Los pensadores de la Sorbona llegaron a las raíces del hombre. Se preguntaron cuál era la esencia fundamental de la persona, y dijeron que la persona es un ser que piensa y subsiste por sí mismo. ¡Una definición estática!
Por aquellos mismos días, a esa misma pregunta, Escoto respondió que la persona es la última soledad del ser. Es una definición dinámica y existencial. A eso, hoy día lo llamamos experiencia de la identidad personal.
Cualquiera de nosotros, si hacemos una zambullida en nuestras aguas interiores, vamos a experimentar que, bajando en círculos concéntricos, llegaremos a un algo por lo que somos diferentes a todos y nos hace ser idénticos a nosotros mismos.
Por ejemplo, si observamos a un agonizante, percibiremos que el tal agonizante es, en su intimidad, un ser absolutamente solitario: por muchos familiares que estén a su derredor, nadie está «con» él, en su intimidad; nadie lo acompaña en su travesía desde la vida hacia la muerte.
El agonizante experimenta dramáticamente el misterio del hombre, que significa ser soledad, el hecho de estar ahí, arrojado a la existencia, y el hecho de tener que salir de la vida contra su voluntad, y no poder hacer nada para evitar eso. Experimenta la invalidez o indigencia, en el sentido de que él está rodeado de todos los seres queridos, y ninguno de ellos puede llegar hasta aquella soledad final, ni tampoco pueden llegar hasta allá las lágrimas, el cariño, las palabras y la presencia de sus familiares. Está solo. Es soledad.
Si estás triturado por un disgusto enorme, ¿de qué te sirven las palabras de tus amigos? Vas a sentir que eres tú mismo, y sólo tú, quien tendrá que cargar con el peso del disgusto. Hasta aquella soledad final no llegarán las palabras ni los consuelos.
* * *
Existe, pues, en la constitución misma del hombre, sepultado entre las fibras más remotas de su personalidad (¿cómo llamarlo?: ¿un lugar?, ¿un «espacio» de soledad?), un algo por el que somos –repito– diferentes unos de otros, un algo por lo que soy idéntico a mí mismo.
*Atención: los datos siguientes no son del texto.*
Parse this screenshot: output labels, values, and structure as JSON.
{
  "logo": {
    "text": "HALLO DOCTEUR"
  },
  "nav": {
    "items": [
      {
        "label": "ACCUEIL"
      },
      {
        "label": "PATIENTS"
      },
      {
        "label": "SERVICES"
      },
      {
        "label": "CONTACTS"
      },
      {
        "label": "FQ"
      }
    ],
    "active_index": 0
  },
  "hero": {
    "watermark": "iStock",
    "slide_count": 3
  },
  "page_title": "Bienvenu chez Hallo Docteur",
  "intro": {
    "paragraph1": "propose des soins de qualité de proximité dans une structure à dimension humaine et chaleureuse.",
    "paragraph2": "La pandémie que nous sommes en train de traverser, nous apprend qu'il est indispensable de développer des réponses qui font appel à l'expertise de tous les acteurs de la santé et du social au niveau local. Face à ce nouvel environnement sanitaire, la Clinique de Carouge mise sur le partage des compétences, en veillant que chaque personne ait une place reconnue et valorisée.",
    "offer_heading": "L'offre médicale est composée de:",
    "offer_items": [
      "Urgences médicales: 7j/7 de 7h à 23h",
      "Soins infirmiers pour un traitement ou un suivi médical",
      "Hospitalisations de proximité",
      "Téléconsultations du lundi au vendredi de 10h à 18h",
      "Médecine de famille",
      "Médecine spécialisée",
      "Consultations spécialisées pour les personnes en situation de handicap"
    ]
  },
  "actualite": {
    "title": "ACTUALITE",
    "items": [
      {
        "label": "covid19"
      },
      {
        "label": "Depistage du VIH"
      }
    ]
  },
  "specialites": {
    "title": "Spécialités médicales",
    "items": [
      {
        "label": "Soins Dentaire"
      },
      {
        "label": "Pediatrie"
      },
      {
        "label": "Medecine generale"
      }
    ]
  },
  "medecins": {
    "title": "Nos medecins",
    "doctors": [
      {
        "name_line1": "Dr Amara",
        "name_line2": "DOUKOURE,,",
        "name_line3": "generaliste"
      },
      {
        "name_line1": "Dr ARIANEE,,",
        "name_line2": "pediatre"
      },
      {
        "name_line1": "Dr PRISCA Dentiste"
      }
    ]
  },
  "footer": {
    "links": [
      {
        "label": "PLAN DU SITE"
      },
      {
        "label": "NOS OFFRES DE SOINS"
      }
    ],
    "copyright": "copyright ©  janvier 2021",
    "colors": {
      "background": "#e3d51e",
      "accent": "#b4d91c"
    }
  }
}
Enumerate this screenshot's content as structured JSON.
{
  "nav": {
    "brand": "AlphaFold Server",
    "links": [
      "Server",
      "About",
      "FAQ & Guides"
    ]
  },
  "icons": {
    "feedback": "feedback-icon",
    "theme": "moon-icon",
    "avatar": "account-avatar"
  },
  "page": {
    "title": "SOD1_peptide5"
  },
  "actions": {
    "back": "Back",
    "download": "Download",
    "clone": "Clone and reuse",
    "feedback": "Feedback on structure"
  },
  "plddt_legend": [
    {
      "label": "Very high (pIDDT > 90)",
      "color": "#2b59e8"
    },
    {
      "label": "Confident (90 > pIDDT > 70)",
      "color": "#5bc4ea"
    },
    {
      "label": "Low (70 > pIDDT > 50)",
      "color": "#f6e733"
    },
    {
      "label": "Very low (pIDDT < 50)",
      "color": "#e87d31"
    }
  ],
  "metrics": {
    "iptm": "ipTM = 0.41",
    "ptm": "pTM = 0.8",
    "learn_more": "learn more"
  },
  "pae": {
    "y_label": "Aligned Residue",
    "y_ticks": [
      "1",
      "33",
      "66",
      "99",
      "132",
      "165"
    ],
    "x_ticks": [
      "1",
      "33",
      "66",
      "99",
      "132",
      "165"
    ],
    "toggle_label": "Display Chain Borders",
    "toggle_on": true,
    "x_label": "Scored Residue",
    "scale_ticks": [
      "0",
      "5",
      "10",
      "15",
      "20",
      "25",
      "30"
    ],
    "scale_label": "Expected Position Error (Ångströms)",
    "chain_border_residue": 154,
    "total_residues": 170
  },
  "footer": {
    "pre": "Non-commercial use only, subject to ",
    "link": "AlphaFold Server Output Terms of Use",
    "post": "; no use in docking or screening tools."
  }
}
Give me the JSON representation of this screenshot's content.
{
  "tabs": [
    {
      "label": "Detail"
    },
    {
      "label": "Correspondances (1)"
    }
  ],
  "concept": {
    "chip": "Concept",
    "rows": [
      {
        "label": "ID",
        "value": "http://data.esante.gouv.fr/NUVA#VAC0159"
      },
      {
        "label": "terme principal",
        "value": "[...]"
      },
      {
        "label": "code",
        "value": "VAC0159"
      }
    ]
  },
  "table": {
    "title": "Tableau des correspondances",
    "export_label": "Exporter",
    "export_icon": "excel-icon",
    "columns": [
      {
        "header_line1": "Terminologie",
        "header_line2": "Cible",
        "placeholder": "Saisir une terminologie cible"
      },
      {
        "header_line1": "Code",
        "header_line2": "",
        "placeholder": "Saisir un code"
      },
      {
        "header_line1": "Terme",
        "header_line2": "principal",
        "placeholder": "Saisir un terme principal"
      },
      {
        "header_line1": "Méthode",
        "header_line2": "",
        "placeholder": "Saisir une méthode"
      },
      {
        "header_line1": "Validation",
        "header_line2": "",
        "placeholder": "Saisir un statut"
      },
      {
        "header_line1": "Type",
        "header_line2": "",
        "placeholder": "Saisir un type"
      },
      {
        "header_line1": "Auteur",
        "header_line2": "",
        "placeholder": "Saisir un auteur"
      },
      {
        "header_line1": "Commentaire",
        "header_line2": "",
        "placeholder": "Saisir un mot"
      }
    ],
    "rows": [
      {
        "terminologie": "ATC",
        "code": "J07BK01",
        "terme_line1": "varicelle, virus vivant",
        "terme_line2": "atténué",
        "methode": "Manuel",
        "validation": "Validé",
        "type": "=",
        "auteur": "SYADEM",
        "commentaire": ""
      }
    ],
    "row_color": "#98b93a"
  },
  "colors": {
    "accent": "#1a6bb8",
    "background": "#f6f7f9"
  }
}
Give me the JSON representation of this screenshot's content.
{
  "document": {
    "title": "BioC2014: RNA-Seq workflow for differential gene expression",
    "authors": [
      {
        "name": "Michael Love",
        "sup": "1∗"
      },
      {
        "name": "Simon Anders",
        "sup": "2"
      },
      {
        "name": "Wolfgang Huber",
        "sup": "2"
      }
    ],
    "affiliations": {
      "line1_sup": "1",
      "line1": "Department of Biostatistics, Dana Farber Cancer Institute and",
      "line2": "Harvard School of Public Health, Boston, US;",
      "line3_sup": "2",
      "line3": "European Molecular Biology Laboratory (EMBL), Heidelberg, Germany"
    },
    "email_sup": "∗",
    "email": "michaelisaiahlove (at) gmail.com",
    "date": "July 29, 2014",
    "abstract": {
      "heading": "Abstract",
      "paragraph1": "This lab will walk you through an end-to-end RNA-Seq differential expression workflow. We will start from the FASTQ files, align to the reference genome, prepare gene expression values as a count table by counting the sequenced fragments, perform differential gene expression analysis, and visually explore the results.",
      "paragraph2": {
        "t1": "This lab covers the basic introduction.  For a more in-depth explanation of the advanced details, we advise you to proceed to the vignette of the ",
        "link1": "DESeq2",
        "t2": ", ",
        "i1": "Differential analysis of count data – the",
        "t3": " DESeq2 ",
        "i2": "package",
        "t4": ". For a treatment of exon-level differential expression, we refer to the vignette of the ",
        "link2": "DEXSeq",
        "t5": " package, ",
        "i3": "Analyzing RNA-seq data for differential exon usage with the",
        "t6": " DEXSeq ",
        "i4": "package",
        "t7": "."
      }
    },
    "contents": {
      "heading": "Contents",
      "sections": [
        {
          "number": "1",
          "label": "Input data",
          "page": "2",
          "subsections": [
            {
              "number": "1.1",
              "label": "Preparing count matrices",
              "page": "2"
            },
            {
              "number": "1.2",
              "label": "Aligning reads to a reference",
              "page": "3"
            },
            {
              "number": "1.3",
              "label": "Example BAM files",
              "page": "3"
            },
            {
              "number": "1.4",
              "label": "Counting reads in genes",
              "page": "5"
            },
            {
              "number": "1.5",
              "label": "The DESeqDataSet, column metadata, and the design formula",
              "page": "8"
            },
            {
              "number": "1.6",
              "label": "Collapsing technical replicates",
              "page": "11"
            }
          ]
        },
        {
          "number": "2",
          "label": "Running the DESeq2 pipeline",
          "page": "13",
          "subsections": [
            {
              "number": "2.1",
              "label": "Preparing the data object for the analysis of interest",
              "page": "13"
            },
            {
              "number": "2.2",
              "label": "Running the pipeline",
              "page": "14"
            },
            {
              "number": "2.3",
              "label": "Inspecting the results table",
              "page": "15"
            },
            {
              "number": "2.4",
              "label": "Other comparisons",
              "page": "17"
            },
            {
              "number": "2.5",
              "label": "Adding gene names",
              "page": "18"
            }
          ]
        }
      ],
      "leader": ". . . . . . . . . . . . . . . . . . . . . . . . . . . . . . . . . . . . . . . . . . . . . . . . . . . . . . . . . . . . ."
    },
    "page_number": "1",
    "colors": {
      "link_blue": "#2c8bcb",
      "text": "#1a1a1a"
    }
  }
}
Al final, ¿quién soy?: una realidad diferente y diferenciada.
Y así quedo frente a mi propio misterio, algo que nunca cambia y siempre permanece. Por ejemplo, me enseñan una fotografía mía, de cuando tenía 5 años, y ahora tengo, vamos a suponer, 50 años. Comparo mi figura con aquella figura de cinco años, y digo: ¡qué fisonomía tan diferente! Dentro de la permanente renovación biológica de aquel cuerpo de cinco años, no queda en mí ni una célula. Sin embargo, aquel (de cinco años) soy yo. Y yo soy aquel. A morfologías tan diferentes se aplica el mismo yo. La identidad personal sobrevive a todos los cambios, hasta la muerte, y más allá. ¡Mi propio misterio!